Today her story [the 'fragrant concubine'] continues to carry very different meanings. But however she is portrayed, to us Iparhan gracefully illustrates a dangerous ambiguity in the relationship between Beijing and Xinjiang - the province which is part of China but is not Chinese, the 'autonomous region' which has no autonomy, the homeland of a people who are called Chinese but who call themselves Muslim, Turki or Uighur.

Quoted on November 13, 2017

The weakness of the empire was savagely demonstrated by the Taiping Rebellion of 1850-64. Organized by a village schoolmaster who decided he was the younger brother of Jesus Christ sent to rid China of the Manchu 'demons', it lasted fourteen years and cost 20 million lives.

Quoted on November 13, 2017

As occupiers (in 1760-ish), the Manchus tried at first to be discreet. They did not force the Turkis to shave their foreheads and wear the pigtail, or 'queue.' They did not want them provoked, so they said, by crimes of 'hair, sex and money.'

Quoted on November 13, 2017

Like the Jews, the Turks saw themselves as God's chosen people. According to Mahmut Kashgari, an eleventh-century Uighur poet and composer of the first Turkic dictionary, God himself gave the Turks their name, regarded them as his private army, and put them in charge of 'troublemakers in the east - the Chinese, presumably...
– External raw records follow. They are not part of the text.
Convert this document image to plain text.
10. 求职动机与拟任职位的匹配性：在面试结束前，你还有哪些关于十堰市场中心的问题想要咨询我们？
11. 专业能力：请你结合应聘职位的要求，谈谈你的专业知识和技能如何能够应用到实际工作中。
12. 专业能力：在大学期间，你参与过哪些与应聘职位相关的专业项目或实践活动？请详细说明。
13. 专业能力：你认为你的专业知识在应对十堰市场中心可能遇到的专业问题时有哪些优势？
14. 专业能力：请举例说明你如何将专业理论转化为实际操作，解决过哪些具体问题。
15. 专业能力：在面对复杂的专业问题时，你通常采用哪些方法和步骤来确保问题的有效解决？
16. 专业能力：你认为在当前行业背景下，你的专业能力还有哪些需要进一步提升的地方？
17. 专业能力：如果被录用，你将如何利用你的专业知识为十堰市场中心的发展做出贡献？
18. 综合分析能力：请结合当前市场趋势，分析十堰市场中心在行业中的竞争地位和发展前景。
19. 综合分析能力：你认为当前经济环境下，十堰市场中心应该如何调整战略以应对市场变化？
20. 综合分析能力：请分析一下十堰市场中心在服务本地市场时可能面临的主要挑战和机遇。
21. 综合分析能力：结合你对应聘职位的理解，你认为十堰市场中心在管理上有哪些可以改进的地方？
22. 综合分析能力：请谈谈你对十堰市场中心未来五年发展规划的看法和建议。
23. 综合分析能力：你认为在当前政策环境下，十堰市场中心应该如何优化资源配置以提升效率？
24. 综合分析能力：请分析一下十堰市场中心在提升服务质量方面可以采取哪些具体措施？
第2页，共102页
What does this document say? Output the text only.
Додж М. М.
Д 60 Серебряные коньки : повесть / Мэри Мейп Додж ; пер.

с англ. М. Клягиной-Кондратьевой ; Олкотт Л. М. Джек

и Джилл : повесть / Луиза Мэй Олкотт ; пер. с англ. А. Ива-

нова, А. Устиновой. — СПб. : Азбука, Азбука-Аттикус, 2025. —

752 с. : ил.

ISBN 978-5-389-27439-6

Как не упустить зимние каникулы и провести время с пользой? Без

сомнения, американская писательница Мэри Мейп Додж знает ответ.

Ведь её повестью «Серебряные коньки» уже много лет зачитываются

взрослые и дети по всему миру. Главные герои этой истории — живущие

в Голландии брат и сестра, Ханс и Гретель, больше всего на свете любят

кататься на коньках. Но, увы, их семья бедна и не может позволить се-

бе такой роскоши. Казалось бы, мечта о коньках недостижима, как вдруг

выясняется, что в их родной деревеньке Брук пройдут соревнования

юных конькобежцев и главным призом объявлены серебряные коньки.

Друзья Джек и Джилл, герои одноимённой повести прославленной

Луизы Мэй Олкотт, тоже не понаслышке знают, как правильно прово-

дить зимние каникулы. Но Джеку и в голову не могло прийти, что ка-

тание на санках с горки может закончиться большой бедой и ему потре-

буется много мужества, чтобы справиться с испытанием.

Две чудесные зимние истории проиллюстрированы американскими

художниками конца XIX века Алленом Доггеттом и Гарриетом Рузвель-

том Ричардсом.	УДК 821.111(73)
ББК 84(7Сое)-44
Quoted on November 13, 2017

To our sedentary societies these great movements of the past seem almost incomprehensible. True nomads are virtually extinct in Eurasia today, even though seasonal transfer - transhumance - is still practised today by Kazakhs in the Tian Shan mountains and by Kyrgyz in the Pamirs. Yet one has only to glance at the physical map of Eurasia to see that above the 46th or 48th parallel, north of a belt of deserts, mountains and seas, the steppe road is wide open all the way from Mongolia to northern France. Armed riders and traders could range freely back and forth across vast distances, and for a horseman averaging a modest 40 miles a day it would take a mere three months to ride from, say, Ulan Bator to Berlin.

Quoted on November 13, 2017

The Tibetans had united in about AD 600 and were spilling out of their mountain fortress in all directions. In 662 they inflicted a serious defeat on the Chinese at Koko Nor on the Qaidam plateau. It is hard today to imagine the TIbetans as a warrior nation. But for nearly two hundred years they fought the Chinese armies tooth and nail, descending from their icy plateau to seize control fo the desert to the north. At Miran they built an imposing fort which still stands among the houses and stupas of the Buddhist city.

Quoted on November 13, 2017

The Baby General was a mystery to everyone, perhaps even to himself. Variously described as an agent of Japan, of Moscow, of the British in India, his real loyalty was probably to the vision he had of himself as a new Tamerlane. The German engineer Georg Vasel said he was a typical product of inner Asia. 'He was one of those types - half field-marshal and half-gangster - who, when successful, are historic heroes, and when unsuccessful end their lives in some dungeon.'

Quoted on November 13, 2017

The minorities' right to self-determinatino had been part of the Chinese Communist Party's agenda from its founding in 1922. The young Party envisioned a sort of United States of China, comprising the Middle Kingdom, Tibet, Mongolia and Xinxiang. A draft constitution drawn up in 1931 promised the right of self-determination - including independences if they chose it - to Mongols, Uighurs, Tibetans, Miaos, Koreans and others. After Mao took charge in 1935, however, the emphasis began to change, just as it was to change and change again up to the end of the century.